Barron mit en marche une console de commande à distance (il y en avait pour tous les gadgets éparpillés dans l’appartement) et un montage musical enregistré de sa composition fit vibrer électriquement l’air tandis que l’orgue chromatique faisait scintiller les facettes du dôme de couleurs changeantes en harmonie avec la musique.
La fille aux cheveux de miel le regarda en ouvrant de grands yeux (yeux de Berkeley, admiration pour le héros du campus, militant des Bébés Bolcheviques, yeux de vénération, elle avait ces yeux-là avant de lui faire une pompe), et bredouilla :
— Monsieur Barron…
Barron chassa les réminiscences, se durcit, capta dans ses cheveux, dans sa bouche, dans le creux de ses yeux les reflets vacillants de l’orgue chromatique, la chaleur du foyer, et dit d’une voix aux résonances sardoniques :
— Et vous n’avez pas encore vu la chambre à coucher !
— Je crois que j’aimerais la voir, dit-elle d’une voix âpre de petite fille. Cela risque d’être impressionnant.
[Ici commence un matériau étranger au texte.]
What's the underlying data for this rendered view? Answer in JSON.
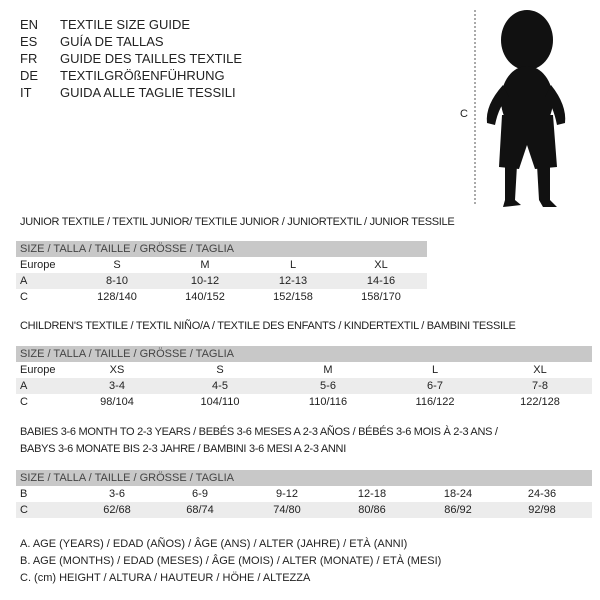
{
  "title_lines": [
    {
      "code": "EN",
      "text": "TEXTILE SIZE GUIDE"
    },
    {
      "code": "ES",
      "text": "GUÍA DE TALLAS"
    },
    {
      "code": "FR",
      "text": "GUIDE DES TAILLES TEXTILE"
    },
    {
      "code": "DE",
      "text": "TEXTILGRÖßENFÜHRUNG"
    },
    {
      "code": "IT",
      "text": "GUIDA ALLE TAGLIE TESSILI"
    }
  ],
  "figure": {
    "measure_label": "C"
  },
  "size_header": "SIZE / TALLA / TAILLE / GRÖSSE / TAGLIA",
  "junior": {
    "title": "JUNIOR TEXTILE / TEXTIL JUNIOR/ TEXTILE JUNIOR / JUNIORTEXTIL / JUNIOR TESSILE",
    "rows": [
      {
        "label": "Europe",
        "cells": [
          "S",
          "M",
          "L",
          "XL"
        ]
      },
      {
        "label": "A",
        "cells": [
          "8-10",
          "10-12",
          "12-13",
          "14-16"
        ]
      },
      {
        "label": "C",
        "cells": [
          "128/140",
          "140/152",
          "152/158",
          "158/170"
        ]
      }
    ]
  },
  "children": {
    "title": "CHILDREN'S TEXTILE / TEXTIL NIÑO/A / TEXTILE DES ENFANTS / KINDERTEXTIL / BAMBINI TESSILE",
    "rows": [
      {
        "label": "Europe",
        "cells": [
          "XS",
          "S",
          "M",
          "L",
          "XL"
        ]
      },
      {
        "label": "A",
        "cells": [
          "3-4",
          "4-5",
          "5-6",
          "6-7",
          "7-8"
        ]
      },
      {
        "label": "C",
        "cells": [
          "98/104",
          "104/110",
          "110/116",
          "116/122",
          "122/128"
        ]
      }
    ]
  },
  "babies": {
    "title_line1": "BABIES 3-6 MONTH TO 2-3 YEARS / BEBÉS 3-6 MESES A 2-3 AÑOS / BÉBÉS 3-6 MOIS À 2-3 ANS /",
    "title_line2": "BABYS 3-6 MONATE BIS 2-3 JAHRE / BAMBINI 3-6 MESI A 2-3 ANNI",
    "rows": [
      {
        "label": "B",
        "cells": [
          "3-6",
          "6-9",
          "9-12",
          "12-18",
          "18-24",
          "24-36"
        ]
      },
      {
        "label": "C",
        "cells": [
          "62/68",
          "68/74",
          "74/80",
          "80/86",
          "86/92",
          "92/98"
        ]
      }
    ]
  },
  "legend": [
    "A. AGE (YEARS) / EDAD (AÑOS) / ÂGE (ANS) / ALTER (JAHRE) / ETÀ (ANNI)",
    "B. AGE (MONTHS) / EDAD (MESES) / ÂGE (MOIS) / ALTER (MONATE) / ETÀ (MESI)",
    "C. (cm) HEIGHT / ALTURA / HAUTEUR / HÖHE / ALTEZZA"
  ]
}
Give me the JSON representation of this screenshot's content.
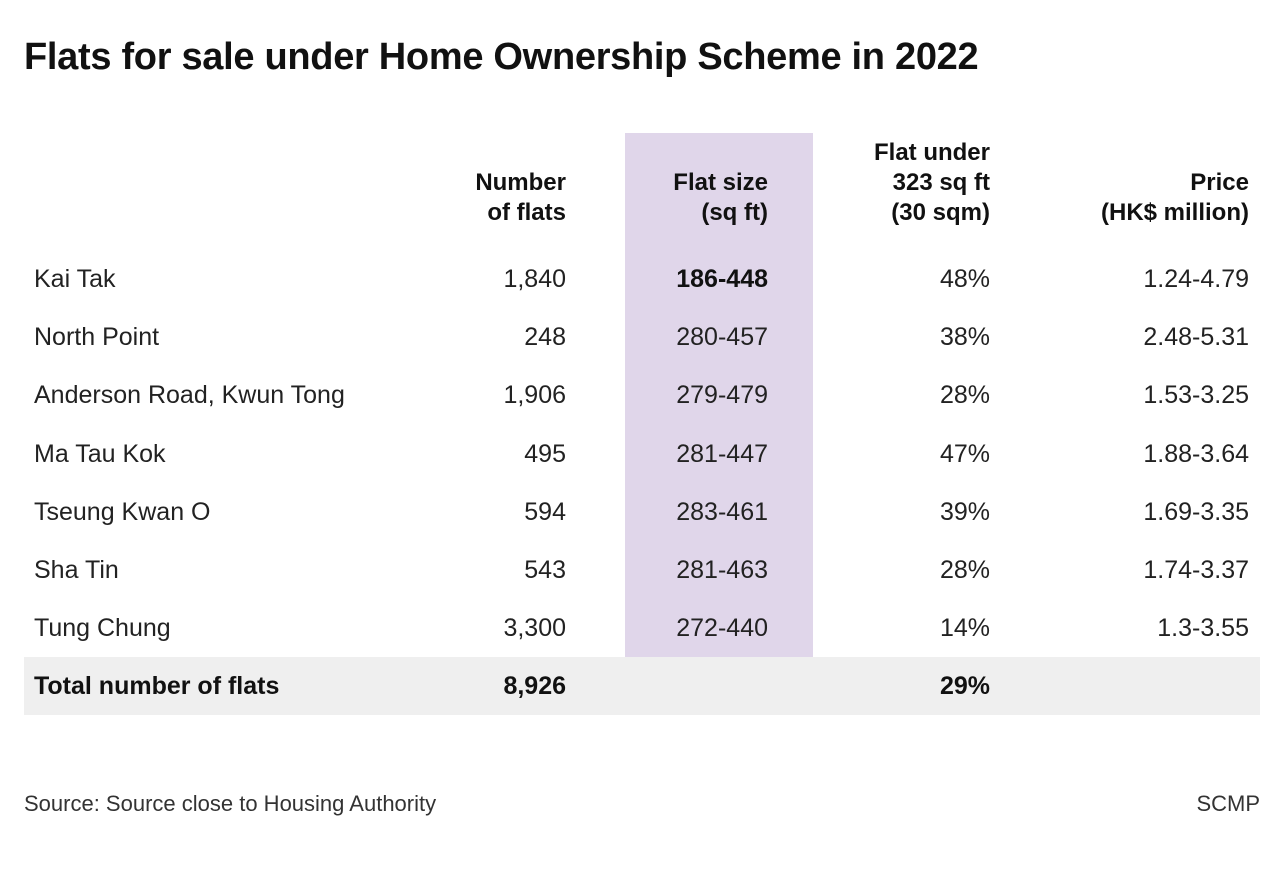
{
  "chart_data": {
    "type": "table",
    "title": "Flats for sale under Home Ownership Scheme in 2022",
    "columns": [
      {
        "key": "location",
        "label": []
      },
      {
        "key": "flats",
        "label": [
          "Number",
          "of flats"
        ]
      },
      {
        "key": "size",
        "label": [
          "Flat size",
          "(sq ft)"
        ]
      },
      {
        "key": "under323",
        "label": [
          "Flat under",
          "323 sq ft",
          "(30 sqm)"
        ]
      },
      {
        "key": "price",
        "label": [
          "Price",
          "(HK$ million)"
        ]
      }
    ],
    "rows": [
      {
        "location": "Kai Tak",
        "flats": "1,840",
        "size": "186-448",
        "under323": "48%",
        "price": "1.24-4.79"
      },
      {
        "location": "North Point",
        "flats": "248",
        "size": "280-457",
        "under323": "38%",
        "price": "2.48-5.31"
      },
      {
        "location": "Anderson Road, Kwun Tong",
        "flats": "1,906",
        "size": "279-479",
        "under323": "28%",
        "price": "1.53-3.25"
      },
      {
        "location": "Ma Tau Kok",
        "flats": "495",
        "size": "281-447",
        "under323": "47%",
        "price": "1.88-3.64"
      },
      {
        "location": "Tseung Kwan O",
        "flats": "594",
        "size": "283-461",
        "under323": "39%",
        "price": "1.69-3.35"
      },
      {
        "location": "Sha Tin",
        "flats": "543",
        "size": "281-463",
        "under323": "28%",
        "price": "1.74-3.37"
      },
      {
        "location": "Tung Chung",
        "flats": "3,300",
        "size": "272-440",
        "under323": "14%",
        "price": "1.3-3.55"
      }
    ],
    "emphasized_cell": {
      "row": 0,
      "column": "size"
    },
    "highlighted_column": "size",
    "highlight_color": "#e0d6ea",
    "total": {
      "location": "Total number of flats",
      "flats": "8,926",
      "under323": "29%"
    },
    "total_band_color": "#efefef",
    "source": "Source: Source close to Housing Authority",
    "credit": "SCMP"
  }
}
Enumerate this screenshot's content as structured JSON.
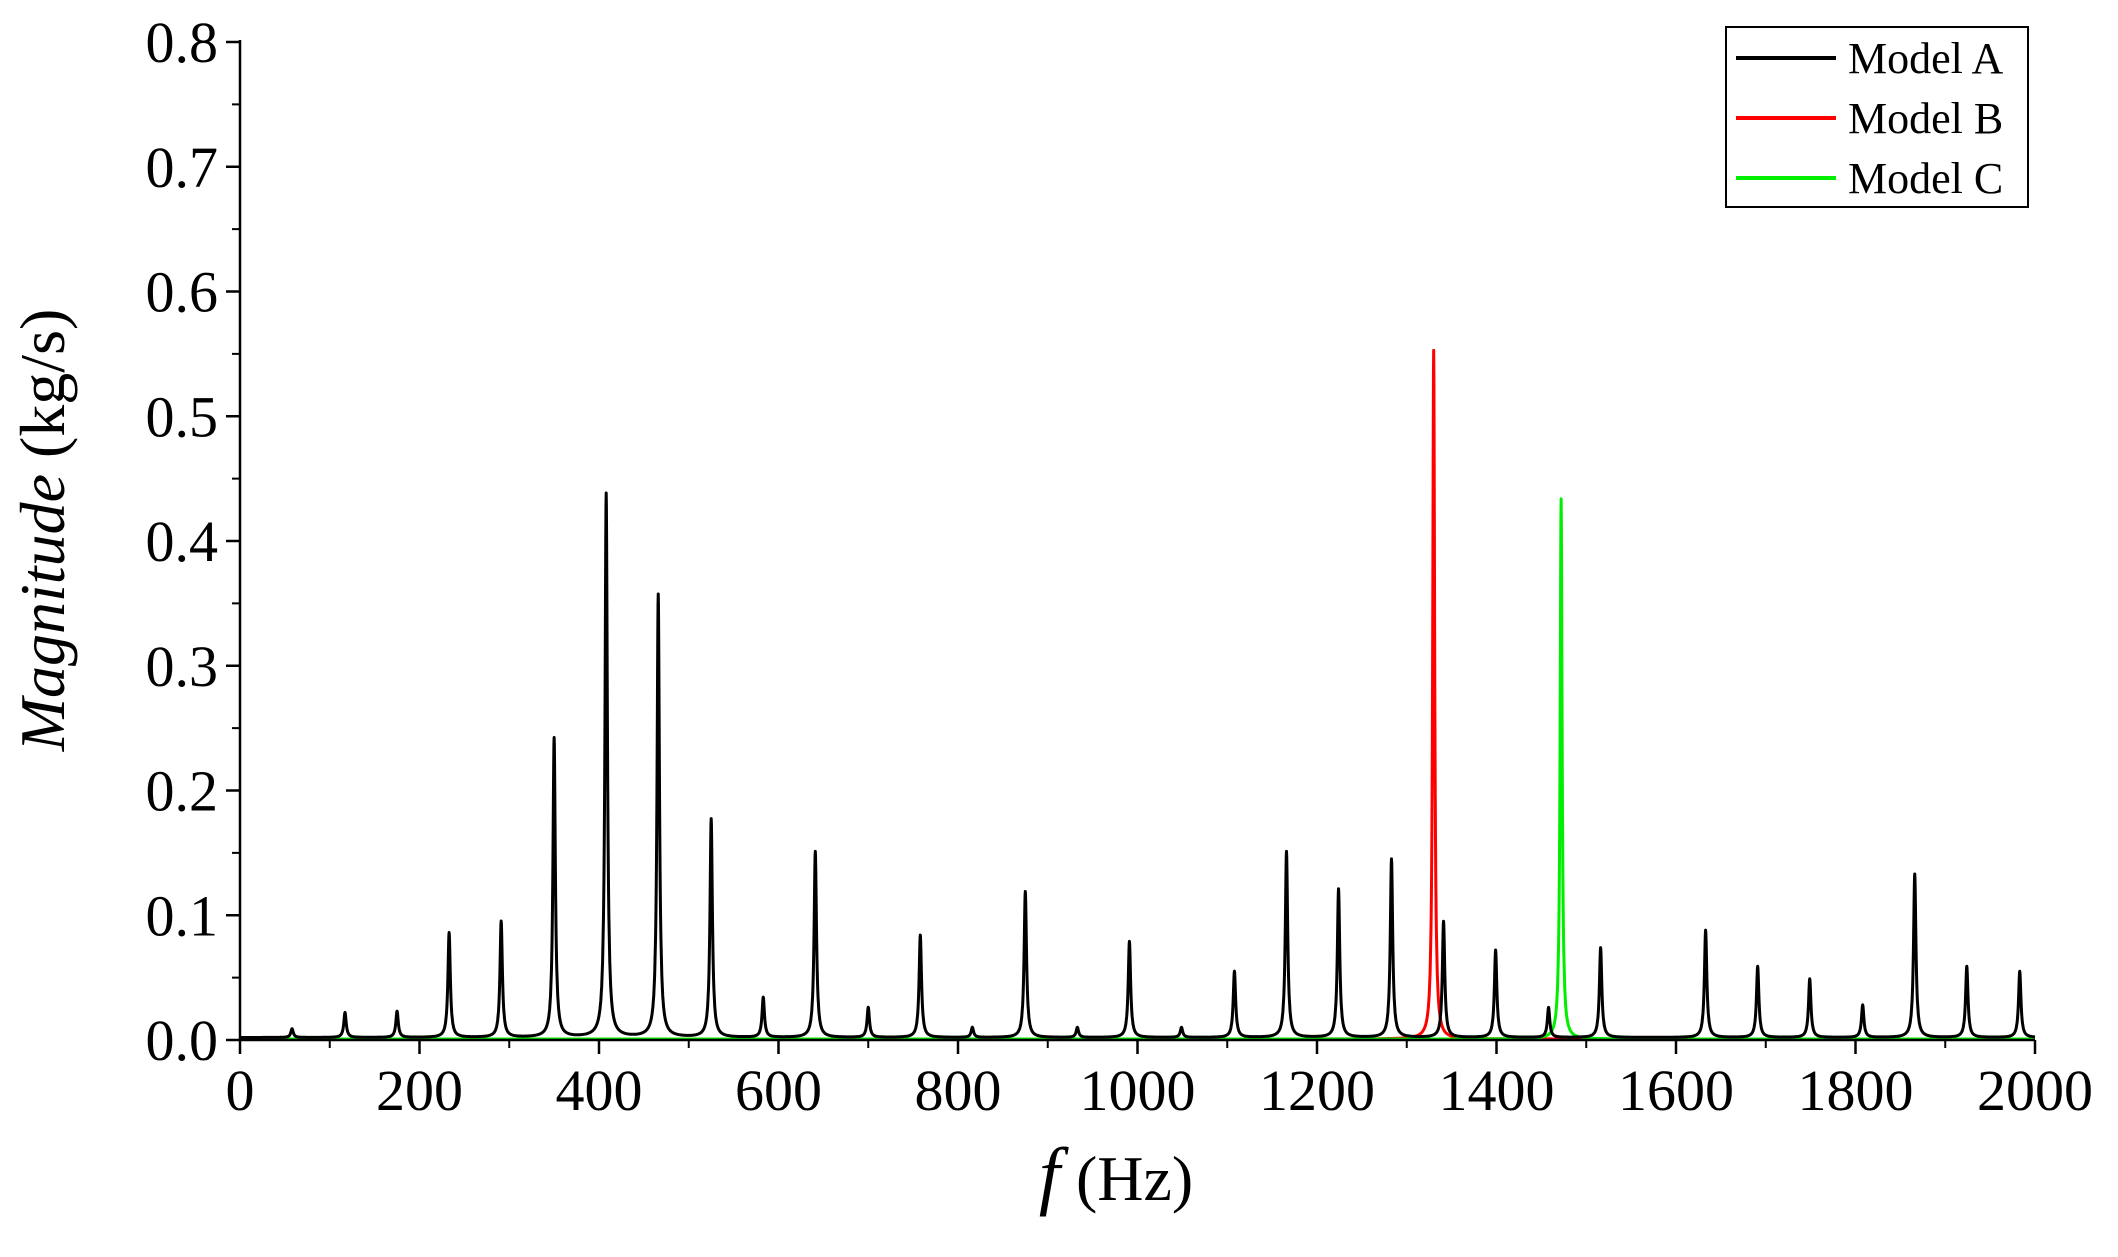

Barron se mit à rire. Il se vit soudain à côté de cette fille dont il ne connaissait pas le nom, dont l’odeur était plus réelle que l’odeur-image de Sara. Elle vaut le coup, se dit-il en descendant avec elle les marches de séquoia et en la conduisant vers la chambre à coucher. Ce soir c’est elle que je veux baiser, pas Sara.
Comme un animal dépourvu de pensées, puissant, protubérant, phallique, il lui ouvrit la porte et ils pénétrèrent à l’intérieur vers l’extérieur.
Une douce nuit de mai new-yorkaise, et la chambre à coucher s’ouvrait entièrement face à eux du sol au plafond et d’un mur à l’autre sur les palmiers nains de la terrasse ciel ouvert sur le halo nocturne de la cité le plafond un dôme de verre transparent donnant sur un ciel noir sans étoiles la moquette épaisse et sensuelle ondulant sous l’effet de la brise venue librement du dehors le grand lit circulaire surélevé au milieu de la pièce, illuminé par des projecteurs de lumière dorée dissimulés dans la boiserie semi-circulaire autour du lit couverte de lierre véritable (rayons encastrés aux livres précieux, console de contrôle électronique). Bruit de la mer enregistré dans le lointain, bruits d’insectes bruits de nuit tropicale remplaçant la musique lorsque Barron ajusta la console murale.